Transcript
Helen explores our senses, playing on the edges of science and art. Her work evokes a sense of revulsion but at the same time is incredibly fascinating. She's knitted an exact scale replica (and when I say exact, it is very precisely measured) of the female organs – urinary tract and uterus. Her choice of concept and materials varies dramatically from one work to the other but the uneasiness she brings to the viewer is constant. From a scientific background, she obviously knows the revulsion that it causes but it doesn't seem to bother her in working with human hair – in fact she shows complete mastery of this material. Pynor works with ultimate respect for these fine fibres. Recent work is a study of people who have drowned in the River Thames, and she's created some extraordinary images on glass from these statistics.

Untitled (uterus urinary)
Helen Pynor
Dimensions
290 x 360 X 200
Materials
knitted human hair
Artist statement
‘In my work I explore the complex dialogues between biological and cultural processes. I’m interested in the registration and transmission of personal and cultural experience in the biological body, and importantly, in the active collaboration and participation of the biological in this process at cellular and physiological levels.
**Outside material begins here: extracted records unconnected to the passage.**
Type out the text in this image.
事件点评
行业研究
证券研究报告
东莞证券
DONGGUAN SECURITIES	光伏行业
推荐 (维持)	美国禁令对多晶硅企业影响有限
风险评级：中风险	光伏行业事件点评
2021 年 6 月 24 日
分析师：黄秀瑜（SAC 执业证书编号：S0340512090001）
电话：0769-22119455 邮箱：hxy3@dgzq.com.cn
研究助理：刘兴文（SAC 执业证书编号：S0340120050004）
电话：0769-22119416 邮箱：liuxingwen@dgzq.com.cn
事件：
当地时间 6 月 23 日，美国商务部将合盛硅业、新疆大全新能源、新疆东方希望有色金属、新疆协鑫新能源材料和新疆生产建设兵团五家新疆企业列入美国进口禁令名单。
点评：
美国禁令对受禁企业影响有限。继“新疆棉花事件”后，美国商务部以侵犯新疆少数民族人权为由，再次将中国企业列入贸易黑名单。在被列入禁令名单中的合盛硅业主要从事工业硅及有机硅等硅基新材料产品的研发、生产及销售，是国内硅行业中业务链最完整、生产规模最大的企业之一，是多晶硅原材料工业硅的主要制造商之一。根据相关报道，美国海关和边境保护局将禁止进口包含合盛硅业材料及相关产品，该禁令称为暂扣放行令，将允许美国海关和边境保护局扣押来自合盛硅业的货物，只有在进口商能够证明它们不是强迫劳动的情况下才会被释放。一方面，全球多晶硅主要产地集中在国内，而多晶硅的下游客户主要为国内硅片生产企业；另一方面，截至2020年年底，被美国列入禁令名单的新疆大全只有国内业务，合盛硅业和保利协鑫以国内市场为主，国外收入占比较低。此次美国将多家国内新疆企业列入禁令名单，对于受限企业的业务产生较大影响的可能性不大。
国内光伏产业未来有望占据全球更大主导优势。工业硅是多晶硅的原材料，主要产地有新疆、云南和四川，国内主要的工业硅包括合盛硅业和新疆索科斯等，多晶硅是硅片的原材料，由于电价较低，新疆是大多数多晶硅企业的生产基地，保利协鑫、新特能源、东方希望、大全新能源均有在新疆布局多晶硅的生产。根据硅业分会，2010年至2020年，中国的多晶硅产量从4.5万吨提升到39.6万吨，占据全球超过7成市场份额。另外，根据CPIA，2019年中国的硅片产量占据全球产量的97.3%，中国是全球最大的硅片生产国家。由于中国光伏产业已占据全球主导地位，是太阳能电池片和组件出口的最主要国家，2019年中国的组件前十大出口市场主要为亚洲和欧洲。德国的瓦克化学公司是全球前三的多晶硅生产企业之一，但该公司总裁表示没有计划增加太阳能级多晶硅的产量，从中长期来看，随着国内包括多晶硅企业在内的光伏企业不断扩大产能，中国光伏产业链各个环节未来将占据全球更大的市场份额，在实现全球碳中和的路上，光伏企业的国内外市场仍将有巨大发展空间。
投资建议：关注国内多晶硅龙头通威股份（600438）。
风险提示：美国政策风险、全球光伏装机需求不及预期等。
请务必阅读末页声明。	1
In my hair works I’ve knitted together single strands of human hair to form large and small-scale sculptures. These strands were grown by women in a distant country and are now twisted into complex forms by me, entangling bodies, time, memory and place.
The visceral nature of the works and the repetitive labour required to make them suggest to me the efforts and endurances of everyday living. However seen from a distance the works become transparent and ghost-like, entering other in-between spaces of past and present, flesh and memory, beauty and repulsion, living and dead.’